I named them Redd, Michael J., and Renard – just think about that for a sec – and all three have made it to their new homes, despite the best efforts of the postal service to waylay them.
And now that they’re finished, and I should be thinking about the zillion other things I need to get done before Christmas, I can’t help but think what sort of ornaments to offer next year…
EDIT: By popular request, here’s what I got in return.
A fabric tree from Alberta. (Front and back.)
A cozy cardinal birdhouse from Massachusetts.
A shaker ornament from Pennsylvania – the tree was up by the time the postal system finally decided to get it to me, so it got photographed in its natural habitat. 😉
…my true love gave to me a chalkboard ode to coffee!
I finished this at around 2:00 PM on Christmas Eve, but between washing it, framing it, and wrapping the collection of gifts that sat there mocking me, there was no way this was getting posted.
Back in the summer, I was wandering through Michaels with a friend – I can’t remember what he was looking for – when I darted down the needlework aisle to see if they had anything interesting. Oh, and Michaels? Your needlework “aisle” is a joke.

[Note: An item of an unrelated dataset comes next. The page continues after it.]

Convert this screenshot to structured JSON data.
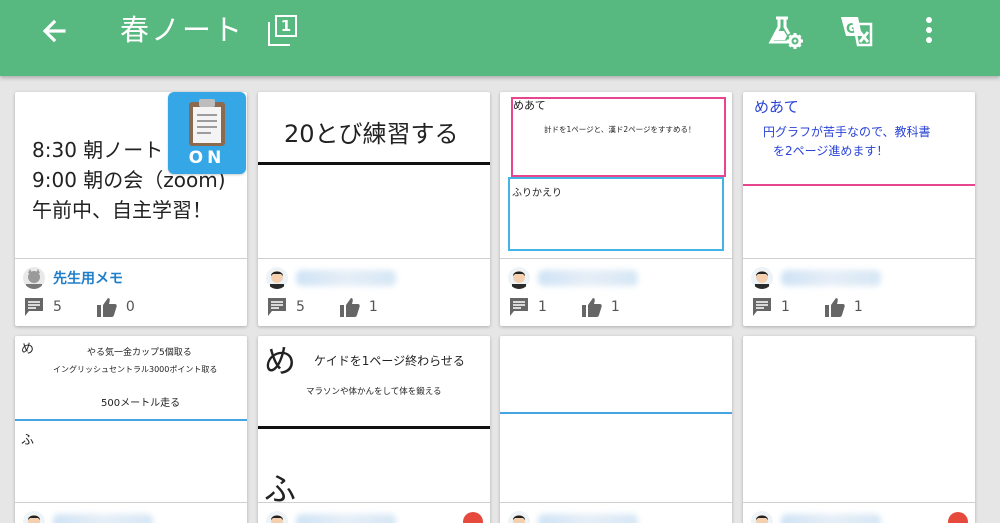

Due to the craptacular nature of their selection, I really didn’t find much of note, but he zeroed in on a clearance kit. “Ooh! If I buy this, will you stitch it for me?” Gaah. I hate that question, but like him enough to shrug my shoulders and nod. It wasn’t a terribly sophisticated or complicated design, and although it was on black aida, I figured I could handle it, and then somewhere along the line decided it would make an excellent Christmas present for him despite the fact that I had four other pieces to finish.
I just realized that because of the angle at which the picture was taken, you can’t see the solid white border along the right side, but it’s there.
Now, while I discovered when I stitched this that black aida isn’t as terrible as I remembered, it’s quite something else when the cheap kit gives you a piece of fabric with barely 2″ of clearance around the edges of the pattern, making it difficult if not impossible to grip the fabric with your Q-Snap when you get to the outside edges. Had this been a generous cut with better Q-Snap tension, I suspect it would have been finished ages ago. Also, the white floss ran completely out well before I was anywhere near finished – and I had triple-checked the instructions so I know that even the backstitch was to be done in two strands and not one. Luckily, I had some white floss left over from a different kit which filled the need nicely. Had it not been December 21-ish when I ran out, the company would have been getting a nasty letter from me.
Now that it’s done, and I can breathe again, I’m pretty happy with how it turned out. He was thrilled when he opened it yesterday, so mission accomplished.
I hope Santa was good to everybody. Thanks for another great year! 🙂
…my true love gave to me a hoop that says “Vive le hockey!”
What do you give the guy who has, on different occasions, had this cake and this scarf? A little hoop-framed Habs logo! Honestly, I have let many Father’s Days/birthdays/Christmases pass without doing this – why didn’t I do it sooner?
And also, why didn’t I do it sooner? Thursday and Friday found me stitching at work on my breaks. This was not the first time, and will likely not be the last, but whyyyyy?! (Also, for anyone keeping score, the lighting at this desk is not quite as good as it was at the last desk when I last tried this two years ago. White thread on white fabric hates wonky lighting. However, if this is the only downside to the job, I honestly can’t complain.)
I found the pattern on Etsy – the download included four different sizes, but I chose the smallest which I was able to fit into a four-inch hoop, painted by a kind soul who took pity on my last-minute frenzy and pitched in.